← Back to context

Comment by lamename

15 days ago

I watched a discussion the other day on this "NNs don't overfit point". I realize yes certain aspects are surprising, and in many cases with the right size and diversity in a dataset scaling laws prevail, but my experience with real datasets training from scratch (not fine tuning pretrained models), and impression has always been that NNs definitely can overfit if you don't have large quantities of data. My gut assumption is that original theories were not demonstrated to be true in certain circumstances (i.e. certain dataset characteristics), but that's never mentioned in shorthand these days when data sets size is often assumed to be huge.

(Before anyone laughs this off, this is still an actual problem in the real world for non-FAANG companies who have niche problems or cannot use open-but-non-commercial datasets. Not everything can be solved with foundational/frontier models.)

Please point me to these papers because I'm still learning.

Yes they can overfit. SLT assumed that this is caused by large VC dimension. Which apparently isn't true because there exist various techniques/hacks which effectively combat overfitting while not actually reducing the very large VC dimension of those neural networks. Basically, the theory predicts they always overfit, while in reality they mostly work surprisingly well. That's often the case in ML engineering: people discover things work well and others don't, while not being exactly sure why. The famous Chinchilla scaling law was an empirical discovery, not a theoretical prediction, because theories like SLT are far too weak to make interesting predictions like that. Engineering is basically decades ahead of those pure-theory learning theories.

> Please point me to these papers because I'm still learning.

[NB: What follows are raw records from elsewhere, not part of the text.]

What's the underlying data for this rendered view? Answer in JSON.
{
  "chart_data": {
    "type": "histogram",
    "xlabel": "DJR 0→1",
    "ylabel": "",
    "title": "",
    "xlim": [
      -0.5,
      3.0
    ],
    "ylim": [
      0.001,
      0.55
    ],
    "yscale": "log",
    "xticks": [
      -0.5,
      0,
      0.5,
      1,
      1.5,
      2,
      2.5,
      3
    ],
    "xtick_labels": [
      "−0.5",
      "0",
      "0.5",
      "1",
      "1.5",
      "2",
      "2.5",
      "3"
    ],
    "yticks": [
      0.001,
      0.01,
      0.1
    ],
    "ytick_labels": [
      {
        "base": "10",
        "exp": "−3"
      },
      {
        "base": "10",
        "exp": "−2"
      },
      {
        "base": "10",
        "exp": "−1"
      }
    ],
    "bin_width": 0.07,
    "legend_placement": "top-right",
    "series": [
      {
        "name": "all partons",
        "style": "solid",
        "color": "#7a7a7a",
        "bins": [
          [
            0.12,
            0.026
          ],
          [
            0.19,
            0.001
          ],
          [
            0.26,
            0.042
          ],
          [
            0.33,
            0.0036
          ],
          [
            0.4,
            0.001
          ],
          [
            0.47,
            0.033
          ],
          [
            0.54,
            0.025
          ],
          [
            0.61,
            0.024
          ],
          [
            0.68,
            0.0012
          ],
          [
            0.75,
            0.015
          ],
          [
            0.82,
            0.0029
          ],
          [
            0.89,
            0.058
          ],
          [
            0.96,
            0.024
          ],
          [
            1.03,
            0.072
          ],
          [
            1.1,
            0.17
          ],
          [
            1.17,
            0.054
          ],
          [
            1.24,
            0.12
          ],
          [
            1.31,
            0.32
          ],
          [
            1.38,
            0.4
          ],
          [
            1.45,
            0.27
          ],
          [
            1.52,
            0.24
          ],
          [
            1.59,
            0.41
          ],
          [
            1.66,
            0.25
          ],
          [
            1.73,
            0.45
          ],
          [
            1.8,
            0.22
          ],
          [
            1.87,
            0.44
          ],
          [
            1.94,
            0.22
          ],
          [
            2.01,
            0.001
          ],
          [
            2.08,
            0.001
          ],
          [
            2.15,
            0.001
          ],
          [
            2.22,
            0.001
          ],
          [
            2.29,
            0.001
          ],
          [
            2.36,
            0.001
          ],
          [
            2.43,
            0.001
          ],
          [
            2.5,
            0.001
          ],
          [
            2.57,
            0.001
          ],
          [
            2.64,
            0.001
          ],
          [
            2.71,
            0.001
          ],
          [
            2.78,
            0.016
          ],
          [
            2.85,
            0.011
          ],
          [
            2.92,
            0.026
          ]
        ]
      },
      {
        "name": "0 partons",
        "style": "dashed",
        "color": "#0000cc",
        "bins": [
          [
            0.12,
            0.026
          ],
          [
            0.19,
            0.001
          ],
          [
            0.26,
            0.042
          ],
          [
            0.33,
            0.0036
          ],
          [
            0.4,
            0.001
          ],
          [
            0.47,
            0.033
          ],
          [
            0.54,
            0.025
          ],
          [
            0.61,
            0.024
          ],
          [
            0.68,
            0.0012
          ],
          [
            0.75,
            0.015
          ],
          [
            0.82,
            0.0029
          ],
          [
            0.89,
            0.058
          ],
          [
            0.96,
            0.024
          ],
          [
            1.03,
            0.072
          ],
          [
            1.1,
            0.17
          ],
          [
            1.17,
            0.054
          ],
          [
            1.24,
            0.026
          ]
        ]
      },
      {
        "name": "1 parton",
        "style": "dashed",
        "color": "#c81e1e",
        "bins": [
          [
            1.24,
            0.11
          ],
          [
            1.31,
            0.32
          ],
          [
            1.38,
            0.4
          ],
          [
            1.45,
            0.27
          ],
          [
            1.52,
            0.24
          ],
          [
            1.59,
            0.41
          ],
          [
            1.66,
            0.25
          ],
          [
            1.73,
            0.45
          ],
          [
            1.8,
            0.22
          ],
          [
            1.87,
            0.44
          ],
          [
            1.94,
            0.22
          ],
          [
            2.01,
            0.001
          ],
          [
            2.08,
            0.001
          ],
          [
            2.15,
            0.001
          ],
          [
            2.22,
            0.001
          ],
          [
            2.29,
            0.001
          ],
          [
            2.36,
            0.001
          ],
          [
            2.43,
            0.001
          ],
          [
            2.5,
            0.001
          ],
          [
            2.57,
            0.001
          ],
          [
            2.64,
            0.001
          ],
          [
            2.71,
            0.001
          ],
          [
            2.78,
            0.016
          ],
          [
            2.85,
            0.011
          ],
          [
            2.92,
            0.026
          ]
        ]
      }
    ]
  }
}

Not sure which papers you have in mind. To be clear, I'm not an expert, just an interested layman. I just wanted to highlight the stark difference between the apparently failed pure math approach I learned years ago in a college class, and the actual ML papers that are released today, with major practical breakthroughs on a regular basis. Similarly practical papers were always available, just from very different people, e.g. LeCun or people at DeepMind, not from theoretical computer science department people who wrote text books like the one here. Back in the day it wasn't very clear (to me) that those practice guys were really onto something while the theory guys were a dead end.